Todavia, entende-se que o apelante não acostou aos autos comprovante válido da alegada cessão do contrato em apreço ao BANCO ITAÚ BMG CONSIGNADO S.A, não se desincumbindo do seu ônus probatório, a teor do artigo 373, inciso II, do CPC. Logo, deve a instituição financeira responder pelos danos alegados na inicial. Nesse sentido:
APELAÇÃO CÍVEL. DIREITO DO CONSUMIDOR. EMPRÉSTIMO CONSIGNADO. ILEGITIMIDADE PASSIVA AD CAUSAM AFASTADA. RELAÇÃO DE CONSUMO. CONTRATO DE EMPRÉSTIMO CONSIGNADO. AUSÊNCIA DO COMPROVANTE DE TRANSFERÊNCIA BÁNCÁRIA. INEXISTÊNCIA DA CONTRATAÇÃO. REDUÇÃO DA INDENIZAÇÃO FIXADA A TÍTULO DE DANOS MORAIS. LITIGÂNCIA DE MÁ FÉ. NÃO CONSTATAÇÃO. MANUTENÇÃO DA SENTENÇA. RECURSO CONHECIDO E IMPROVIDO. 1. O apelante não acostou aos autos nenhum comprovante da suposta cessão do contrato em apreço ao BANCO ITAÚ BMG CONSIGNADO S/A. Assim, não merece guarida a tese de ilegitimidade do apelante para figurar no polo passivo da presente demanda, a teor do art. 373, II, do CPC. 2. A parte autora comprova os descontos em seu benefício previdenciário, os quais têm origem no suposto empréstimo consignado apontado na inicial. Por outro lado, a instituição financeira não comprova a validade da contratação. Isso porque a instituição financeira não apresentou a cópia do suposto contrato, bem como da transferência bancária dos valores alegadamente contratados, o que enseja a declaração de nulidade da avença, com os consectários legais (Súmula 18, do TJPI). 3. No que se refere ao quantum indenizatório relativo aos danos morais, entendo que o valor arbitrado na origem, a saber, R$ 2.500,00 (dois mil e quinhentos reais), é proporcional e deve ser mantido. 4. Pela má prestação dos serviços impõe-se a condenação do banco à devolução em dobro das quantias descontadas (repetição do indébito – art. 42, parágrafo único, do CDC). 5. Recurso conhecido e improvido. (TJPI | Apelação Cível Nº 0800583-36.2018.8.18.0036 | Relator: Des. OTON MÁRIO JOSÉ LUSTOSA TORRES | 4ª CÂMARA ESPECIALIZADA CÍVEL | Data de Julgamento: 07/05/2021)

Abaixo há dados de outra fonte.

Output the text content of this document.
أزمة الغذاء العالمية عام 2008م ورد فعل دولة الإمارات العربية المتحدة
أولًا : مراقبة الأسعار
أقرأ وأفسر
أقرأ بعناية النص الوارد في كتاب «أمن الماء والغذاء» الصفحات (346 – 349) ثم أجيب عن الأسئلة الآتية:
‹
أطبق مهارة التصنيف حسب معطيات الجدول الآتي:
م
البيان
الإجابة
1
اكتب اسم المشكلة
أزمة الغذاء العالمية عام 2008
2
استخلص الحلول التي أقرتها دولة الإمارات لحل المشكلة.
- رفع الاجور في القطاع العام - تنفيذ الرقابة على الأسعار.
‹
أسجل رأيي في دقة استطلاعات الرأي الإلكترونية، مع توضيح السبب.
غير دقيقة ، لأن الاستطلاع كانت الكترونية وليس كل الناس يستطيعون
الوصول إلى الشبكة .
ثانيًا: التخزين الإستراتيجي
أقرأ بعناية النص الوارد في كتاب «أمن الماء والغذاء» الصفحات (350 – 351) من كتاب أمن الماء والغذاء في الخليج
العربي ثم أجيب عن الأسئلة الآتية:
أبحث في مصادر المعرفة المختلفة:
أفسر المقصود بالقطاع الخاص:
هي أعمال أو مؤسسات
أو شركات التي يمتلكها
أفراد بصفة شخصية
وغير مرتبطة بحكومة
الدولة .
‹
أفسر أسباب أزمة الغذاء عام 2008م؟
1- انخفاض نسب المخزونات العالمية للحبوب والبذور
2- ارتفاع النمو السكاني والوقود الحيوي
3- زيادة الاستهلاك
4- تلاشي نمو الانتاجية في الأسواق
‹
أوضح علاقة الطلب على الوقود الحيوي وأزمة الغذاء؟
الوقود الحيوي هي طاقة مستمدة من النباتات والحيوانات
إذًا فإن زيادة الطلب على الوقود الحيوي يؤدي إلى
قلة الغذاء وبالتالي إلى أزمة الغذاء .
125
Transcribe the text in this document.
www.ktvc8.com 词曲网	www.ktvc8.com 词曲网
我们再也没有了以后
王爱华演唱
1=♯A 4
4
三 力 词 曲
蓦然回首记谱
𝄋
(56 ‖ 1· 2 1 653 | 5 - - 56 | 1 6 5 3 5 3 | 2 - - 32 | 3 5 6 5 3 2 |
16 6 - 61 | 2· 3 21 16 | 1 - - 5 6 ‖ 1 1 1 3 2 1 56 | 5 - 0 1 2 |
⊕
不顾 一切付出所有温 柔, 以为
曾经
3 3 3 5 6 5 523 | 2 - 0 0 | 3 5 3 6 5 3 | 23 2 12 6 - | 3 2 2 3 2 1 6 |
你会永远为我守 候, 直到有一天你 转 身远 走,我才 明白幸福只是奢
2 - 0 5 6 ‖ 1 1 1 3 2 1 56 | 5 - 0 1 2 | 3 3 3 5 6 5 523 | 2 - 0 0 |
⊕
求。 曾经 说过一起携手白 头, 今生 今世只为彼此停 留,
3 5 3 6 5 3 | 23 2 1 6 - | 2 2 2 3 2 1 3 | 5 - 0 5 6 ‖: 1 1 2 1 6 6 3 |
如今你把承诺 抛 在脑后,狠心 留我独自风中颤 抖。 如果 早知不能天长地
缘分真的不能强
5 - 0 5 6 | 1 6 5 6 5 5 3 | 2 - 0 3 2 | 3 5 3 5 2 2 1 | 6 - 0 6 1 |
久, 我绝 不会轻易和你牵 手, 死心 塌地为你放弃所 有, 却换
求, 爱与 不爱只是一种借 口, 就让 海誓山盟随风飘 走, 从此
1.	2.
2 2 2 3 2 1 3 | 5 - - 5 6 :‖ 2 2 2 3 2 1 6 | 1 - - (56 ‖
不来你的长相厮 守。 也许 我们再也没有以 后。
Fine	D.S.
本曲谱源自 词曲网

PROCESSO CIVIL. APELAÇÃO CÍVEL. EMPRÉSTIMO BANCÁRIO CONSIGNADO. DESCONTOS INDEVIDOS. DANOS MORAIS E REPETIÇÃO DO INDÉBITO. ALEGAÇÃO DE ILEGITIMIDADE PASSIVA AD CAUSAM. APELO CONHECIDO E IMPROVIDO. 1. Em suas razões recursais, o apelante alega apenas a sua ilegitimidade passiva ad causam, considerando-se que o contrato objeto de discussão na presente demanda foi cedido ao Banco Itaú Consignado, empresa com personalidade jurídica diversa e independente do Banco BMG. 2. Compulsando detidamente os autos, verifico, no histórico de consignações do INSS em nome da demandante, de maneira cristalina, os descontos advindos do contrato firmado com BANCO BMG S/A. Nessa esteira, não assiste razão ao recorrente, não merecendo prosperar o argumento de que não é parte legítima para responder à ação, uma vez que resta claro que o empréstimo em discussão foi celebrado com o agente financeiro requerido. 3. No que tange ao argumento de que as instituições possuem personalidade jurídica diversa e independente, deve ser pontuado que, ao contrário do que argumenta o apelante, constata-se, ao acessar o site https://www.bancobmg.com.br/, que existem produtos fornecidos por ITAÚ BMG CONSIGNADO, tais como créditos a servidores públicos, aposentados e pensionistas do INSS, fato que reverbera a aplicação da teoria da aparência. 4. Por fim, merece realce o fato de que o apelante não acostou comprovante da suposta cessão do contrato de empréstimo consignado com ele firmado para o BANCO ITAÚ BMG CONSIGNADO S/A, não tendo se desincumbido de seu ônus probante, a teor do art. 373, II, do CPC e, mesmo se o recorrente tivesse trazido aos autos prova bastante da alegada cessão de seus direitos alusivos ao crédito, restaria o encargo de demonstrar que observou a imposição contida no art. 290 do Código Civil, visto que somente pode ser oposta a cessão de crédito ao devedor quando este é expressamente notificado. 5. Apelação conhecida e improvida. (TJPI | Apelação Cível Nº 0000126-47.2018.8.18.0065 | Relator: Fernando Carvalho Mendes | 1ª CÂMARA ESPECIALIZADA CÍVEL | Data de Julgamento: 11/12/2020)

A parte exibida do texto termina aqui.